All he could say was that they were incapable of factoring in the head-to-head result until BYU were blown out of the Big 12 Championship, allowing the two teams to finally be compared with one another because they were now side-by-side in the rankings. 

A laughable excuse that directly contradicted his statement from several weeks earlier, when Yurachek told ESPN they would be compared as soon as they were seeded within the same cluster of four teams. Not to mention they had already set the precedent of head-to-head being a valuable metric when placing 9-3 Texas over 10-2 Vanderbilt the week prior because the Longhorns had beaten them on Nov. 1. 

That inconsistency was precisely what made this disaster inevitable. Had the CFP committee used common sense and slotted Miami ahead of Notre Dame weeks ago, the Irish would almost certainly be preparing to play in a bowl game right now. 

Instead, the panel spent an entire month signaling that they were safely in the field only to yank that assurance away and pull the plug at the finish line. 

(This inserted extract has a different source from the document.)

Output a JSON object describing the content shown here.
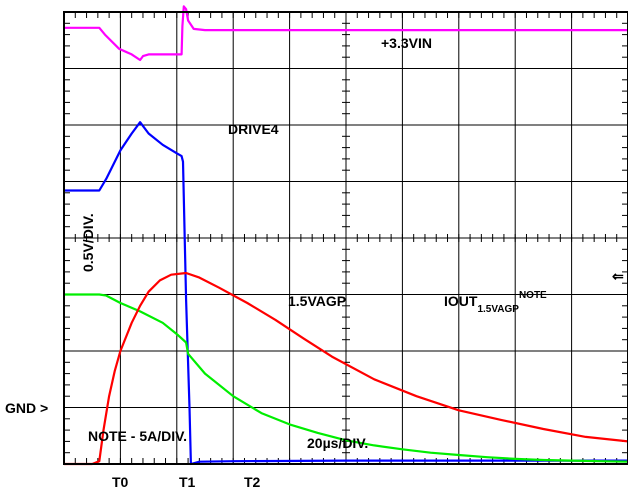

Yes, Notre Dame’s decision to quit on their 2025 season was soft, petty, embarrassing and downright cowardly for such a self-righteous program that postures itself as morally and fundamentally superior to every other team and treats the rest of college football like it’s beneath them. 

But, like it or not, it’s the predictable result when the governing body mismanages the process so badly and categorically destroys all their credibility by going back on their word to banish one of the odds-on favorites to win the national championship from the playoffs altogether. 

Actions have consequences, and this one falls squarely on the committee. They created this mess, and now everyone else is left to clean up the chaos they unleashed.